Trotz der allgemein verbreiteten Überzeugung, mittelalterliche Dichtung sei, vor allem auch im Bereich des Liedes, sei nicht zuletzt Formkunst, stehen Formfragen doch meist am Rande der wissenschaftlichen Beschäftigung mit den überlieferten Texten. Im Gegensatz dazu beschäftigt sich das Buch, gestützt auf jahrzehntelange Forschungen, erstmals umfassend und systematisch in analytischer Weise mit den oftmals kunstvollen Tönen, d. h. den Strophenformen und den zahlreich überlieferten Melodien der deutschen Sangspruchdichtung des Mittelalters.

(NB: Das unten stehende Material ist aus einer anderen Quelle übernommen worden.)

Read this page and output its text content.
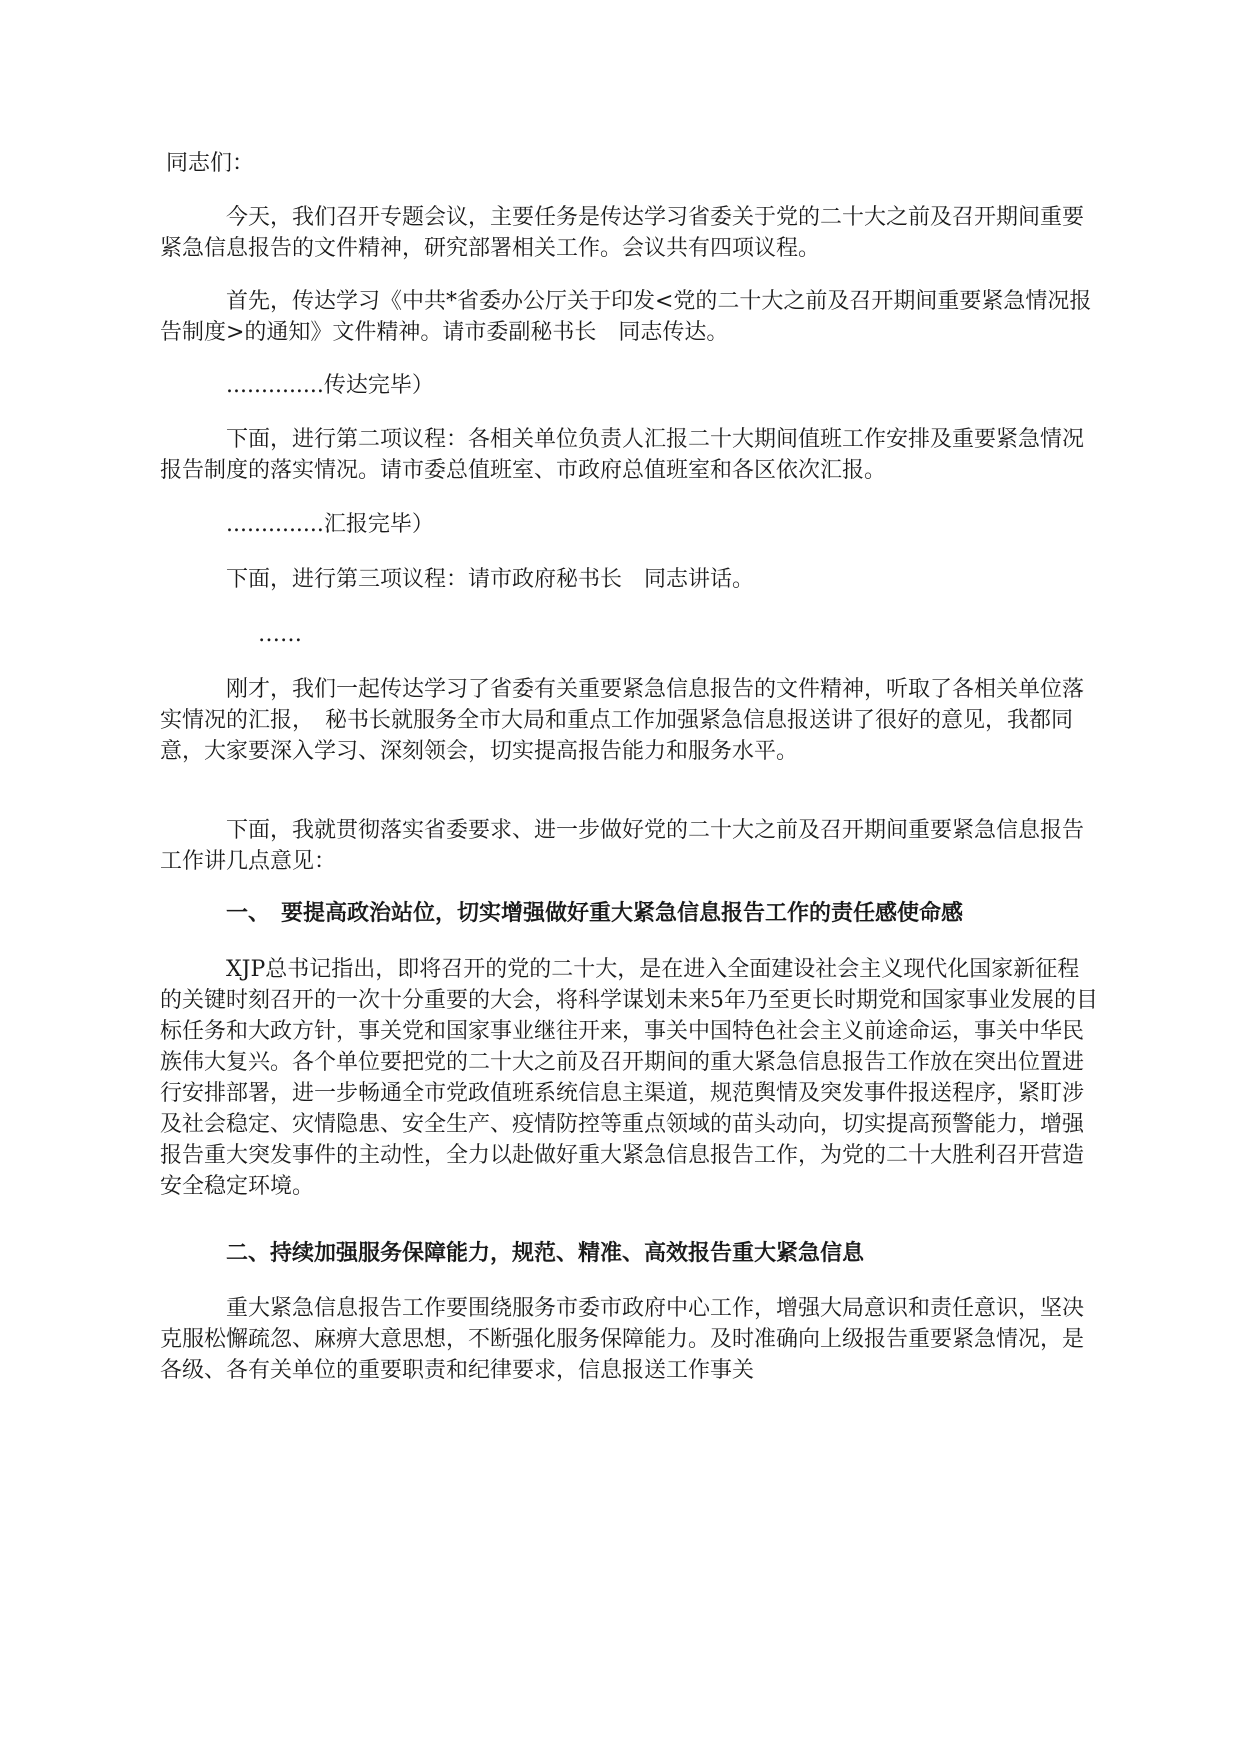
同志们：

今天，我们召开专题会议，主要任务是传达学习省委关于党的二十大之前及召开期间重要紧急信息报告的文件精神，研究部署相关工作。会议共有四项议程。

首先，传达学习《中共*省委办公厅关于印发<党的二十大之前及召开期间重要紧急情况报告制度>的通知》文件精神。请市委副秘书长　同志传达。

..............传达完毕）

下面，进行第二项议程：各相关单位负责人汇报二十大期间值班工作安排及重要紧急情况报告制度的落实情况。请市委总值班室、市政府总值班室和各区依次汇报。

..............汇报完毕）

下面，进行第三项议程：请市政府秘书长　同志讲话。

……

刚才，我们一起传达学习了省委有关重要紧急信息报告的文件精神，听取了各相关单位落实情况的汇报，　秘书长就服务全市大局和重点工作加强紧急信息报送讲了很好的意见，我都同意，大家要深入学习、深刻领会，切实提高报告能力和服务水平。

下面，我就贯彻落实省委要求、进一步做好党的二十大之前及召开期间重要紧急信息报告工作讲几点意见：

一、　要提高政治站位，切实增强做好重大紧急信息报告工作的责任感使命感

XJP总书记指出，即将召开的党的二十大，是在进入全面建设社会主义现代化国家新征程的关键时刻召开的一次十分重要的大会，将科学谋划未来5年乃至更长时期党和国家事业发展的目标任务和大政方针，事关党和国家事业继往开来，事关中国特色社会主义前途命运，事关中华民族伟大复兴。各个单位要把党的二十大之前及召开期间的重大紧急信息报告工作放在突出位置进行安排部署，进一步畅通全市党政值班系统信息主渠道，规范舆情及突发事件报送程序，紧盯涉及社会稳定、灾情隐患、安全生产、疫情防控等重点领域的苗头动向，切实提高预警能力，增强报告重大突发事件的主动性，全力以赴做好重大紧急信息报告工作，为党的二十大胜利召开营造安全稳定环境。

二、持续加强服务保障能力，规范、精准、高效报告重大紧急信息

重大紧急信息报告工作要围绕服务市委市政府中心工作，增强大局意识和责任意识，坚决克服松懈疏忽、麻痹大意思想，不断强化服务保障能力。及时准确向上级报告重要紧急情况，是各级、各有关单位的重要职责和纪律要求，信息报送工作事关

Die Geschichte dieser Kunst vorwiegend professioneller Dichter mit auch im Hinblick auf die Strophenformen ausgeprägtem Traditionsbewußtsein reicht vom ausgehenden 12. Jahrhundert bis in der zweite Hälfte des 15. Jahrhunderts – Höhepunkte stellen das Schaffen Walthers von der Vogelweide und Reinmars von Zweter, der anonym überlieferte >Wartburgkrieg<, die Texte und Töne Konrads von Würzburg, Frauenlobs, Heinrichs von Mügeln und Michel Beheims dar; insgesamt sind 78 Tonerfinder und 9 weitere, anonym überlieferte Töne bekannt. Neben dem Minnesang stellte der Spruchsang die zweite wichtige Liedgattung der deutschen Literatur des Mittelalters dar. Alle 253 überlieferten Töne werden in (soweit möglich) chronologischer Folge metrisch-musikalisch analysiert und in den Ablauf der Formgeschichte eingeordnet. In der Einleitung werden die wichtigsten metrischen und musikalischen Begriffe erläutert. Anhand des ausführlichen Registers kann das Buch auch als Handbuch und Nachschlagewerk benutzt werden.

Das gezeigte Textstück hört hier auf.